Wie Dr. Kai Richter betont hat, fordert das Unternehmen vom Institut eine engere Zusammenarbeit mit Fachgesellschaften, mit Patientenverbänden, mit dem Bundesinstitut für Arzneimittel und Medizinprodukte sowie den pharmazeutischen Unternehmen. Zudem sollten die für Patienten wichtigen Punkte beachtet werden und die Verträglichkeit der verschiedenen Arzneimittel stärker gewichtet werden.

In seinem Vorbericht habe das Institut wichtige Aspekte nicht ausreichend berücksichtigt, kritisierte Henning Anders vom Unternehmen. So sei der Vorbericht nicht auf der Grundlage der am 1. 4. mit den GKV-Wettbewerbsstärkungsgesetz eingeführten Regelungen verfasst worden.
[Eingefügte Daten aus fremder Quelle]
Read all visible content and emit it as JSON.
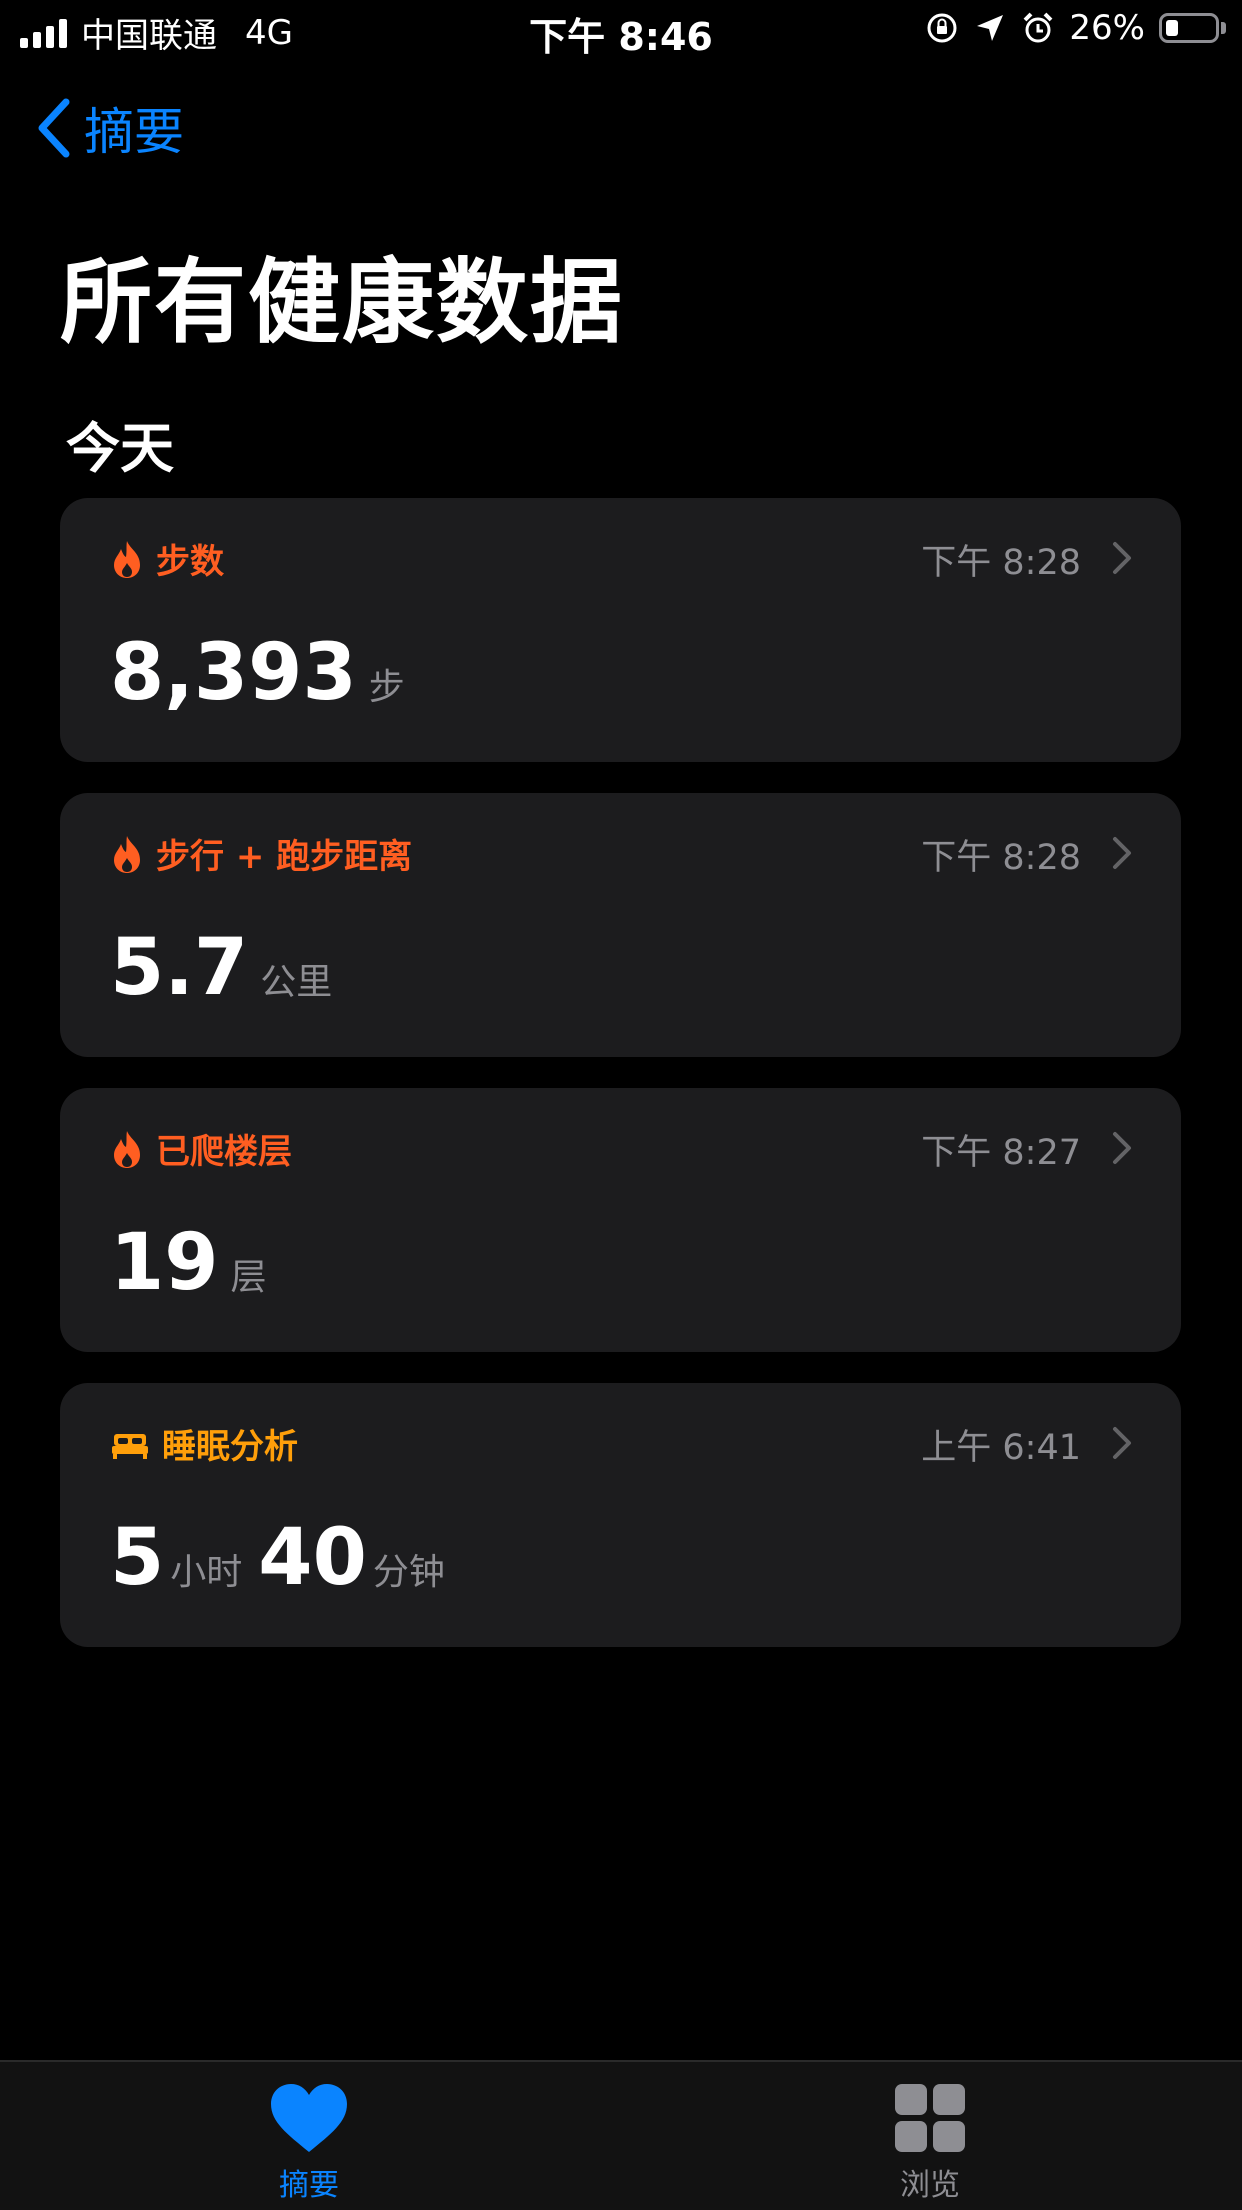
{
  "status_bar": {
    "carrier": "中国联通",
    "network": "4G",
    "time": "下午 8:46",
    "battery_percent": "26%",
    "battery_level": 0.26
  },
  "nav": {
    "back_label": "摘要"
  },
  "page": {
    "title": "所有健康数据",
    "section": "今天"
  },
  "cards": [
    {
      "category": "步数",
      "time": "下午 8:28",
      "icon": "flame-icon",
      "color": "#ff5e21",
      "value": "8,393",
      "unit": "步"
    },
    {
      "category": "步行 + 跑步距离",
      "time": "下午 8:28",
      "icon": "flame-icon",
      "color": "#ff5e21",
      "value": "5.7",
      "unit": "公里"
    },
    {
      "category": "已爬楼层",
      "time": "下午 8:27",
      "icon": "flame-icon",
      "color": "#ff5e21",
      "value": "19",
      "unit": "层"
    },
    {
      "category": "睡眠分析",
      "time": "上午 6:41",
      "icon": "bed-icon",
      "color": "#ff9f0a",
      "value": "5",
      "unit": "小时",
      "value2": "40",
      "unit2": "分钟"
    }
  ],
  "tabs": [
    {
      "label": "摘要",
      "icon": "heart-icon",
      "active": true,
      "color": "#0a84ff"
    },
    {
      "label": "浏览",
      "icon": "grid-icon",
      "active": false,
      "color": "#8e8e93"
    }
  ]
}
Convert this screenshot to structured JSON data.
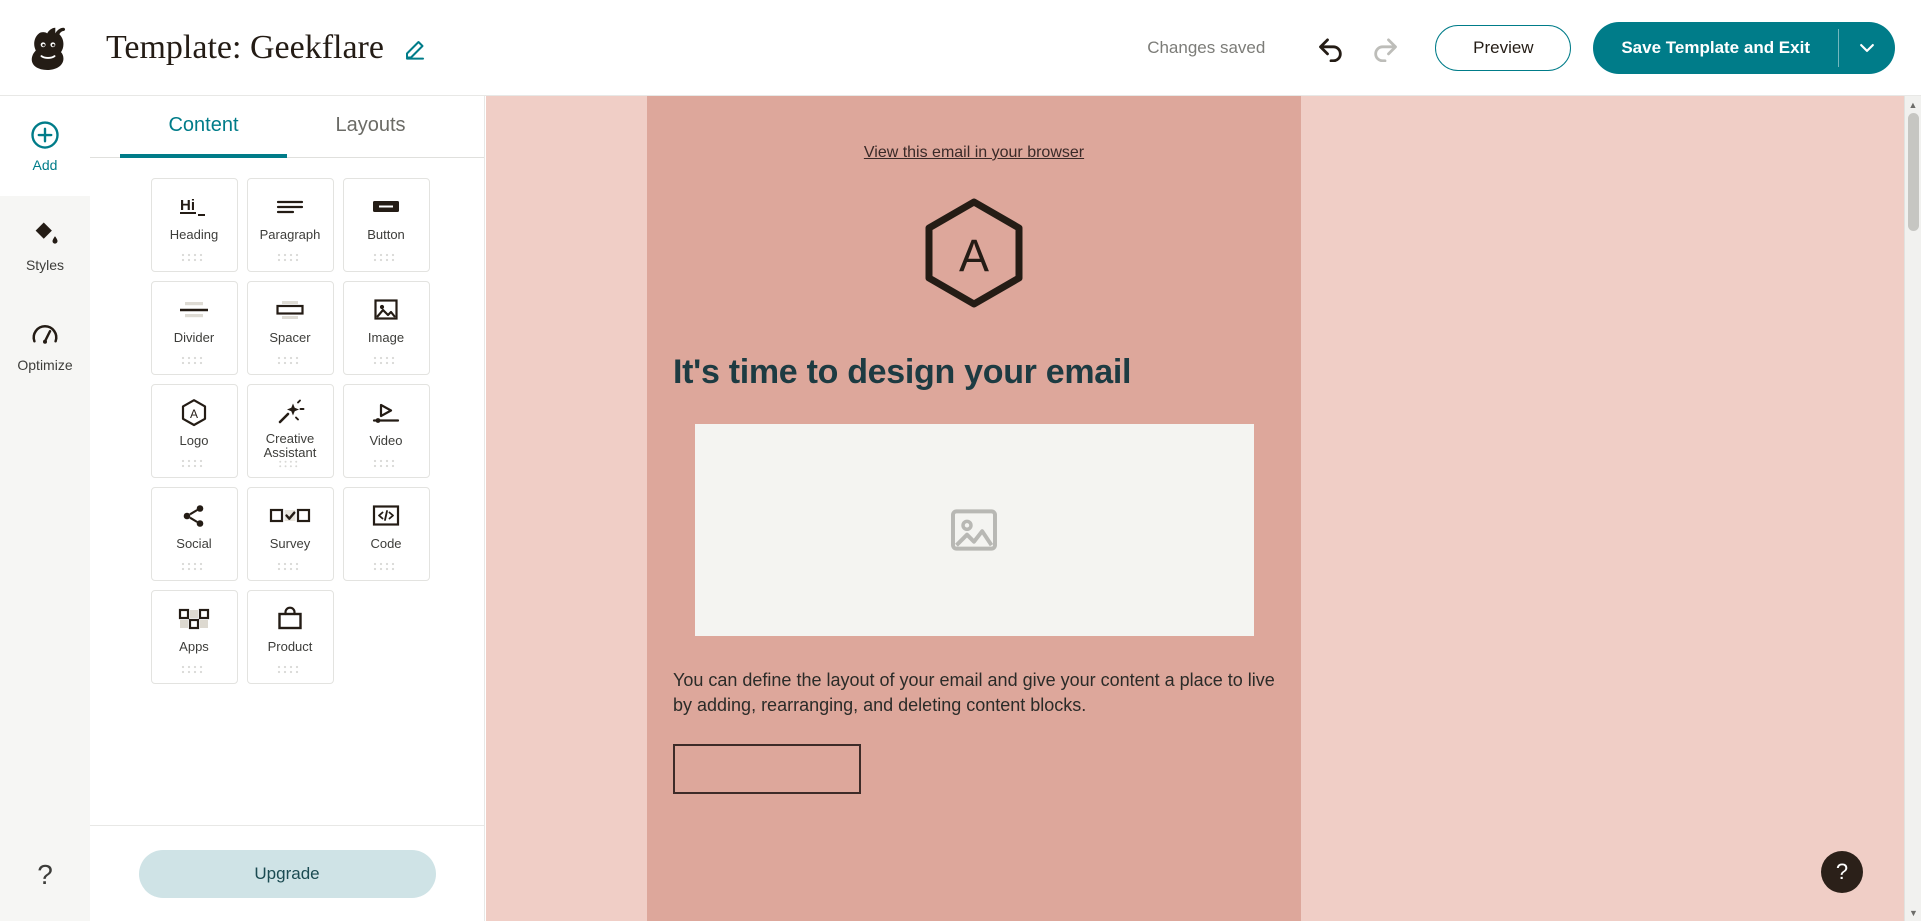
{
  "topbar": {
    "title": "Template: Geekflare",
    "edit_icon": "pencil-icon",
    "status": "Changes saved",
    "undo_icon": "undo-arrow-icon",
    "redo_icon": "redo-arrow-icon",
    "preview_label": "Preview",
    "save_label": "Save Template and Exit",
    "save_caret_icon": "chevron-down-icon",
    "accent_color": "#007c89"
  },
  "rail": {
    "items": [
      {
        "label": "Add",
        "icon": "plus-circle-icon",
        "active": true
      },
      {
        "label": "Styles",
        "icon": "paint-bucket-icon",
        "active": false
      },
      {
        "label": "Optimize",
        "icon": "gauge-icon",
        "active": false
      }
    ],
    "help_label": "?"
  },
  "panel": {
    "tabs": [
      {
        "label": "Content",
        "active": true
      },
      {
        "label": "Layouts",
        "active": false
      }
    ],
    "blocks": [
      {
        "label": "Heading",
        "icon": "heading-hi-icon"
      },
      {
        "label": "Paragraph",
        "icon": "paragraph-lines-icon"
      },
      {
        "label": "Button",
        "icon": "button-icon"
      },
      {
        "label": "Divider",
        "icon": "divider-icon"
      },
      {
        "label": "Spacer",
        "icon": "spacer-icon"
      },
      {
        "label": "Image",
        "icon": "image-icon"
      },
      {
        "label": "Logo",
        "icon": "logo-hexagon-a-icon"
      },
      {
        "label": "Creative Assistant",
        "icon": "magic-wand-icon"
      },
      {
        "label": "Video",
        "icon": "video-play-icon"
      },
      {
        "label": "Social",
        "icon": "share-nodes-icon"
      },
      {
        "label": "Survey",
        "icon": "survey-checkbox-icon"
      },
      {
        "label": "Code",
        "icon": "code-brackets-icon"
      },
      {
        "label": "Apps",
        "icon": "apps-grid-icon"
      },
      {
        "label": "Product",
        "icon": "shopping-bag-icon"
      }
    ],
    "drag_handle_icon": "drag-dots-icon",
    "upgrade_label": "Upgrade"
  },
  "canvas": {
    "preheader": "View this email in your browser",
    "logo_letter": "A",
    "logo_icon": "hexagon-logo-icon",
    "heading": "It's time to design your email",
    "image_placeholder_icon": "image-placeholder-icon",
    "body_text": "You can define the layout of your email and give your content a place to live by adding, rearranging, and deleting content blocks.",
    "outer_bg": "#f0cec6",
    "email_bg": "#dda79b"
  },
  "help_fab": {
    "label": "?"
  },
  "scrollbar": {
    "up_icon": "caret-up-icon",
    "down_icon": "caret-down-icon"
  }
}
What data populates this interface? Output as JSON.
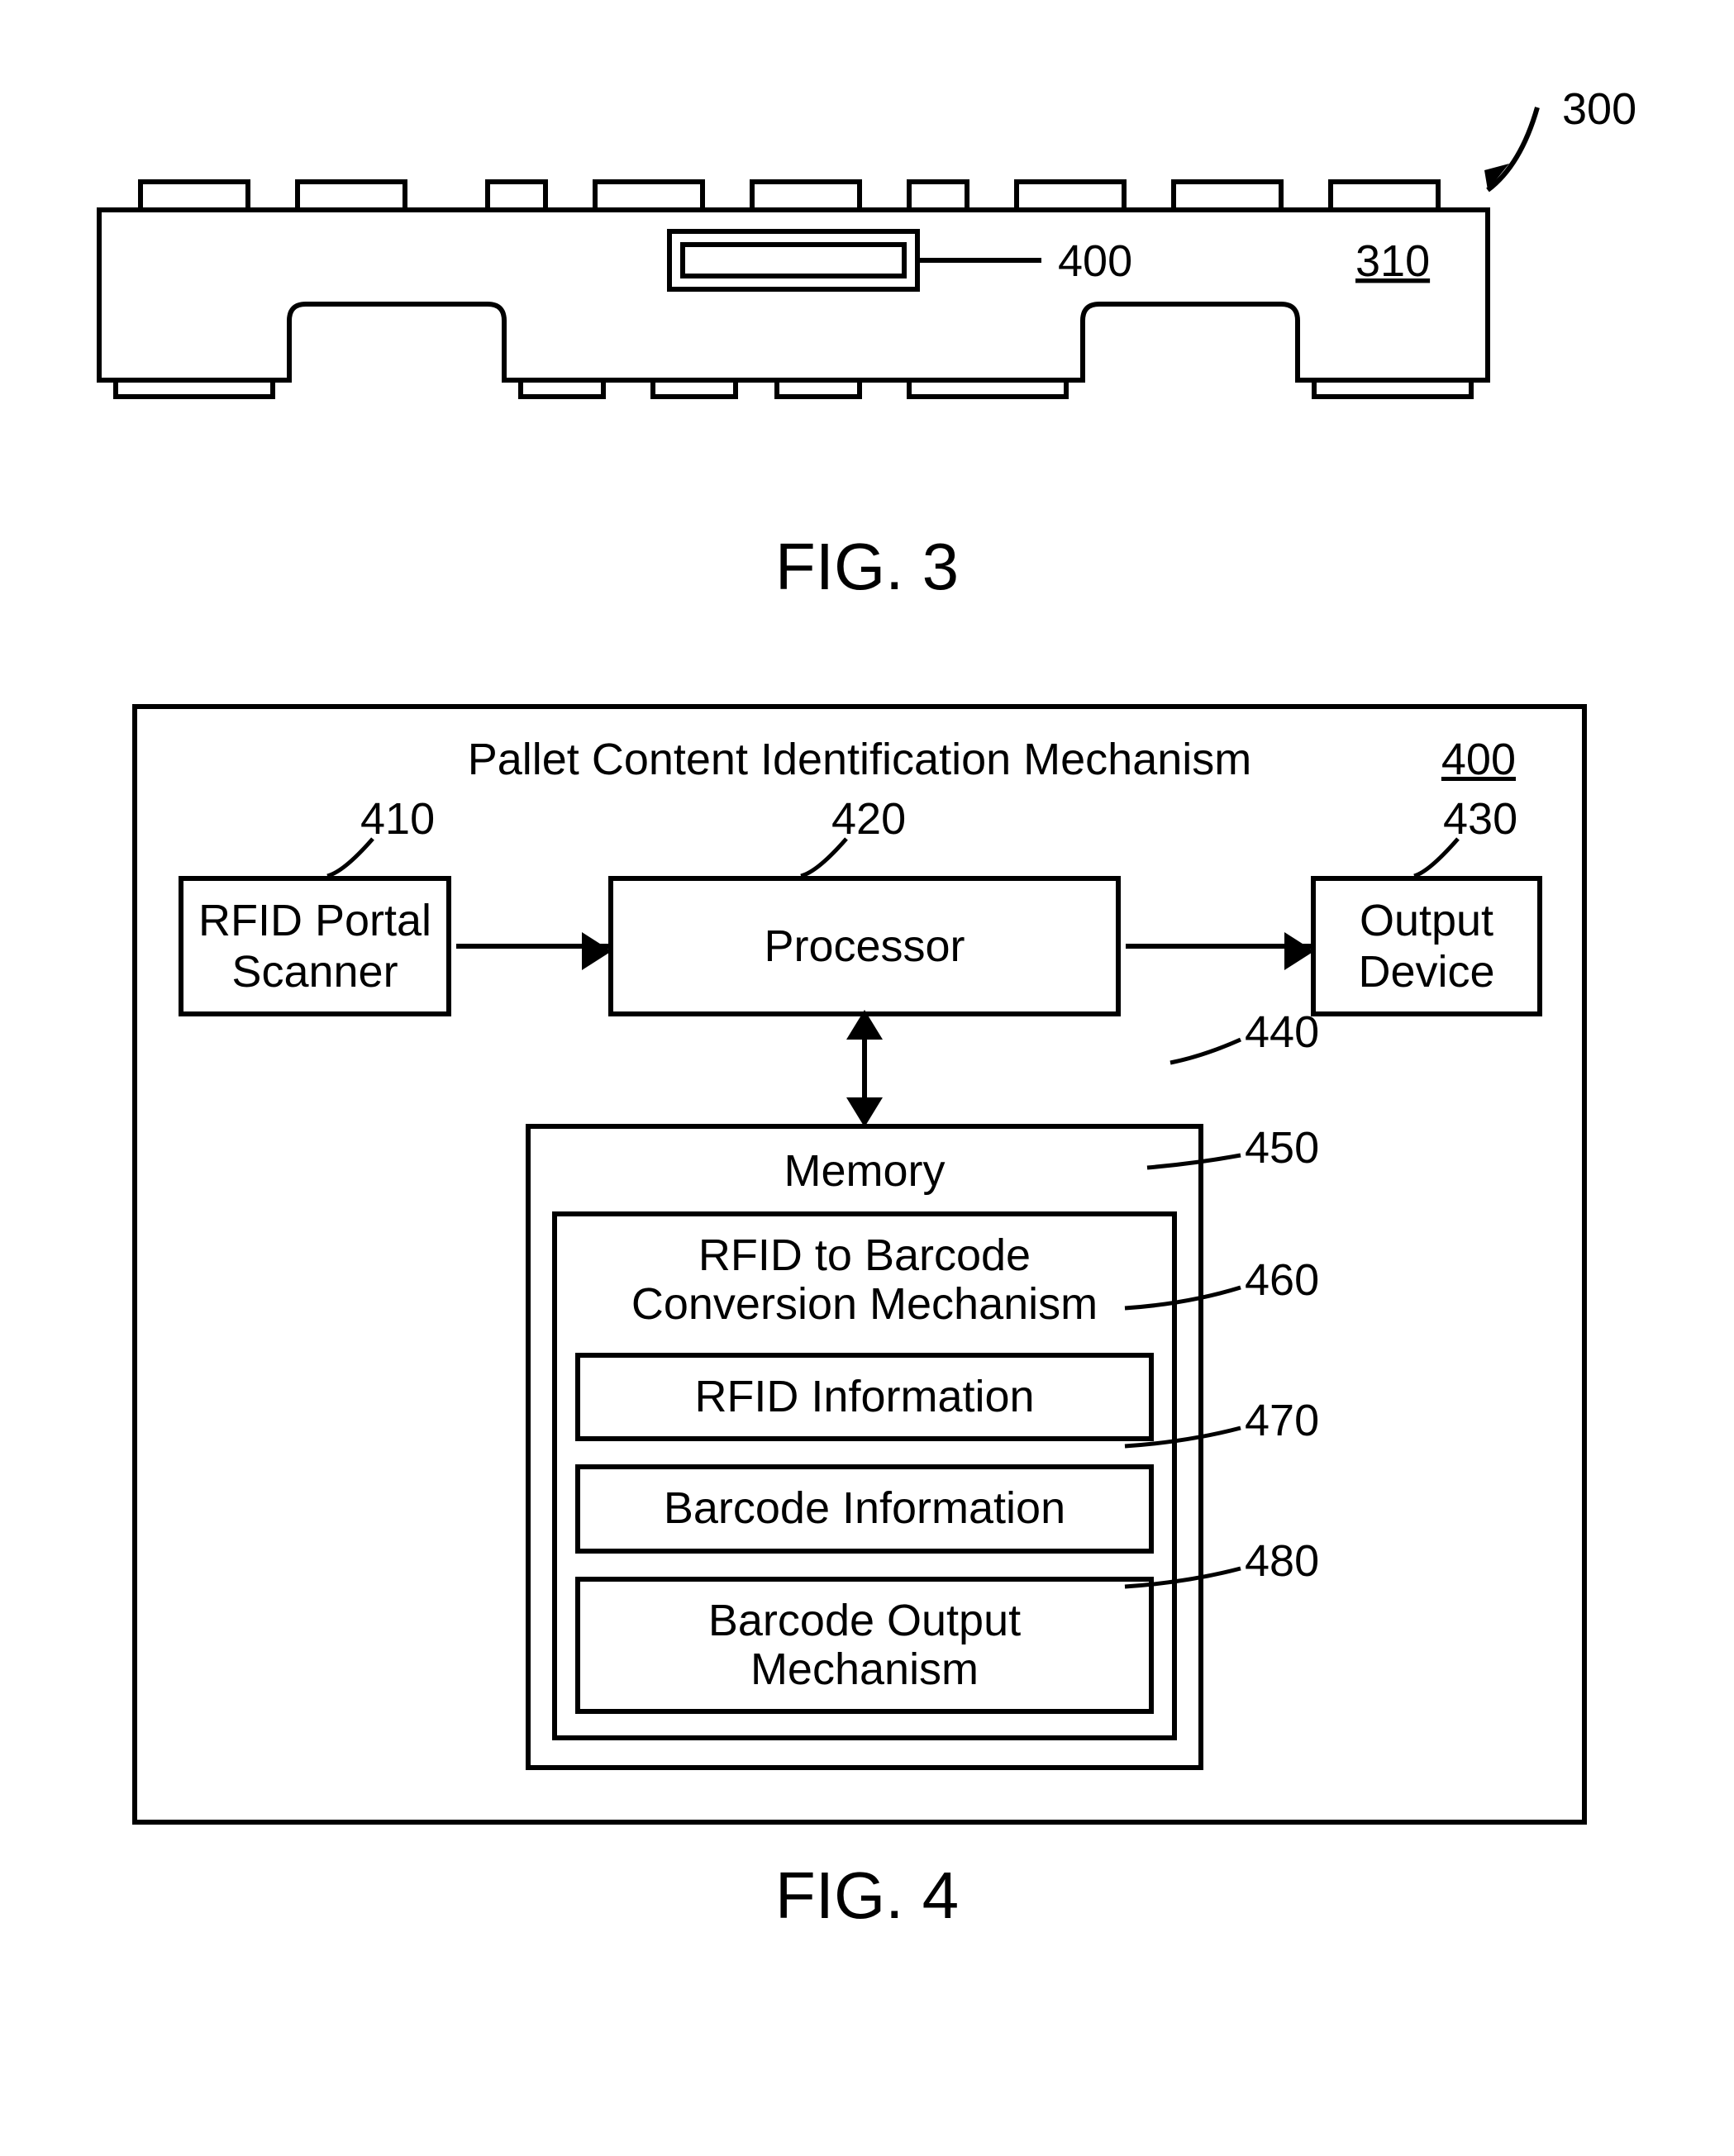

Der Auftrag an das Institut, der Vergleich der primären Monotherapie bei Hypertonie, sei zu eng gefasst. Das Institut habe nicht berücksichtigt, dass Sartane für viele Hypertoniker die beste Therapie seien. Ganz ausgeblendet habe das Institut bei der Bewertung das Ausmaß der Blutdrucksenkung. Unverträglichkeiten werde zu wenig Bedeutung beigemessen, vor allem den potenziellen negativen Auswirkungen der Diuretika auf den Glukosestoffwechsel, obwohl diese unerwünschten Wirkungen im Vorbericht erwähnt seien.